28 étudiants : 20 en parcours droit et 08 en parcours Sécurité, issus de la Côte d’ivoire, du Congo Brazzaville, du Bénin, du Gabon et du Togo ont pris part à ce programme.

« La promotion 2022-2023 de l’ISMI est composée de 28 étudiants issus de cinq pays de l’Afrique de l’Ouest et du Centre à savoir, la Côte d’Ivoire, le Bénin, le Togo, le Congo et le Gabon, occupant pour la plupart de hautes fonctions dans leurs administrations respectives. Ils ont eu la joie et la fierté de recevoir leurs diplômes acquis de haute lutte après 10 mois d’effort et de sacrifices.
Il n’est pas inutile de rappeler l’objectif de ce Master qui est de former des cadres à même de comprendre les enjeux de la mer, de formuler et de mettre en place des politiques de lutte contre les risques et menaces de sécurité et de sûreté maritimes dans l’esprit des stratégies développées au niveau international, continental, interrégional et régional.
Je saisis l’occasion pour remercier Nantes Université, son Président ainsi que toute son équipe administrative et pédagogique, qui accomplit un travail remarquable d’encadrement et de suivi.
Je voudrais remercier particulièrement Mme Noemie Larrouilh, Directrice Opérationnelle des Sciences de la Mer de l’Université numérique de Nantes Université qui est la cheville ouvrière du projet qui a accepté de faire le déplacement pour marquer la présence de l’Université à cette cérémonie. Je voudrais également traduire toute mon admiration au Prof. Devaux Caroline, Responsable pédagogique du Master » a dit le Colonel Karim Coulibaly Directeur Général de l’ARSTM.

Colonel GBEI Flora, représentant le Directeur Général des Affaires Maritimes et Portuaires, le CL Kouassi Yao Julien ( le Parrain de ladite promotion) : «vous êtes les Ambassadeurs de l’ISMI et de votre parrain »

Prenant la parole au nom du Directeur Général des Affaires Maritimes et Portuaires, le Colonel GBEI Flora à félicité les impétrants non sans leur donner des conseils.

«A compter de ce jour, vous êtes les Ambassadeurs de l’ISMI et de votre parrain. Cette posture et cette qualité vous obligent à cultiver l’humilité, la disponibilité et l’efficacité dans votre environnement du travail et dans vos pays respectifs » a-t-elle soutenu.
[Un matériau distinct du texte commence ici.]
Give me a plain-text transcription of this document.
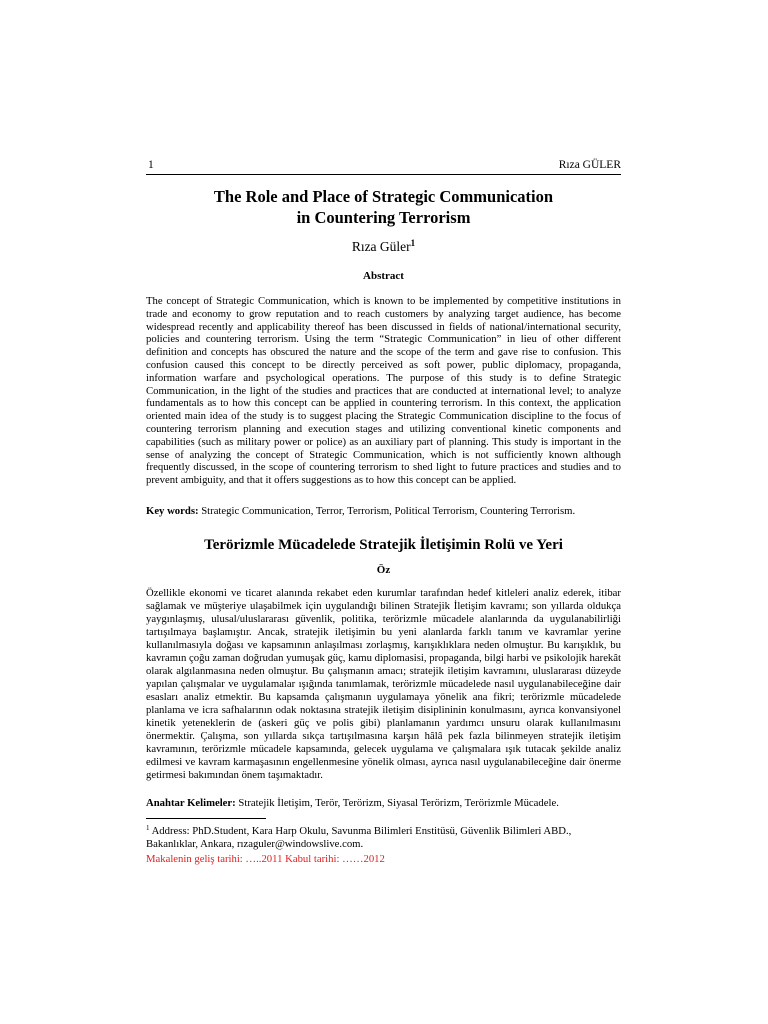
1	Rıza GÜLER
The Role and Place of Strategic Communication
in Countering Terrorism
Rıza Güler$^1$
Abstract
The concept of Strategic Communication, which is known to be implemented by competitive institutions in trade and economy to grow reputation and to reach customers by analyzing target audience, has become widespread recently and applicability thereof has been discussed in fields of national/international security, policies and countering terrorism. Using the term “Strategic Communication” in lieu of other different definition and concepts has obscured the nature and the scope of the term and gave rise to confusion. This confusion caused this concept to be directly perceived as soft power, public diplomacy, propaganda, information warfare and psychological operations. The purpose of this study is to define Strategic Communication, in the light of the studies and practices that are conducted at international level; to analyze fundamentals as to how this concept can be applied in countering terrorism. In this context, the application oriented main idea of the study is to suggest placing the Strategic Communication discipline to the focus of countering terrorism planning and execution stages and utilizing conventional kinetic components and capabilities (such as military power or police) as an auxiliary part of planning. This study is important in the sense of analyzing the concept of Strategic Communication, which is not sufficiently known although frequently discussed, in the scope of countering terrorism to shed light to future practices and studies and to prevent ambiguity, and that it offers suggestions as to how this concept can be applied.
Key words: Strategic Communication, Terror, Terrorism, Political Terrorism, Countering Terrorism.
Terörizmle Mücadelede Stratejik İletişimin Rolü ve Yeri
Öz
Özellikle ekonomi ve ticaret alanında rekabet eden kurumlar tarafından hedef kitleleri analiz ederek, itibar sağlamak ve müşteriye ulaşabilmek için uygulandığı bilinen Stratejik İletişim kavramı; son yıllarda oldukça yaygınlaşmış, ulusal/uluslararası güvenlik, politika, terörizmle mücadele alanlarında da uygulanabilirliği tartışılmaya başlamıştır. Ancak, stratejik iletişimin bu yeni alanlarda farklı tanım ve kavramlar yerine kullanılmasıyla doğası ve kapsamının anlaşılması zorlaşmış, karışıklıklara neden olmuştur. Bu karışıklık, bu kavramın çoğu zaman doğrudan yumuşak güç, kamu diplomasisi, propaganda, bilgi harbi ve psikolojik harekât olarak algılanmasına neden olmuştur. Bu çalışmanın amacı; stratejik iletişim kavramını, uluslararası düzeyde yapılan çalışmalar ve uygulamalar ışığında tanımlamak, terörizmle mücadelede nasıl uygulanabileceğine dair esasları analiz etmektir. Bu kapsamda çalışmanın uygulamaya yönelik ana fikri; terörizmle mücadelede planlama ve icra safhalarının odak noktasına stratejik iletişim disiplininin konulmasını, ayrıca konvansiyonel kinetik yeteneklerin de (askeri güç ve polis gibi) planlamanın yardımcı unsuru olarak kullanılmasını önermektir. Çalışma, son yıllarda sıkça tartışılmasına karşın hâlâ pek fazla bilinmeyen stratejik iletişim kavramının, terörizmle mücadele kapsamında, gelecek uygulama ve çalışmalara ışık tutacak şekilde analiz edilmesi ve kavram karmaşasının engellenmesine yönelik olması, ayrıca nasıl uygulanabileceğine dair önerme getirmesi bakımından önem taşımaktadır.
Anahtar Kelimeler: Stratejik İletişim, Terör, Terörizm, Siyasal Terörizm, Terörizmle Mücadele.
$^1$ Address: PhD.Student, Kara Harp Okulu, Savunma Bilimleri Enstitüsü, Güvenlik Bilimleri ABD., Bakanlıklar, Ankara, rızaguler@windowslive.com.
Makalenin geliş tarihi: …..2011 Kabul tarihi: ……2012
Le Master 2 DSAMO est exigeant

Pour la Directrice de l’Université Numérique des Sciences de la Mer de Nantes, le master 2 DSAMO est exigeant. Exigeant par sa nature de master de droit, mais aussi par son positionnement, entre droit privé et droit public, qui exige une double spécialisation et un double effort sur les questions de méthodologie.
Exigeant particulièrement dans le cadre du programme de l’ISMI, parce qu’il demande aux auditeurs, de se conformer aux règles de la méthodologie juridique française.

«Vous qui n’êtes ni issus de l’enseignement supérieur français, ni pour la plupart, étudiant, et qui cependant êtes retournés sur les bancs de l’école, pour servir les droits et la sécurité maritime dans le golfe de Guinée, le renforcement de compétences de vos administrations de rattachement, les Etats Africains, le Master2 Dsamo est exigeant car il repose sur un système d’accès au cours à distance. C’est le format que nous avons choisi, afin de nous assurer de la pérennité de la formation, et nous ne pouvons que nous féliciter d’avoir formé déjà plus de 120 collaborateurs des Etats africains » a-t-elle martelé.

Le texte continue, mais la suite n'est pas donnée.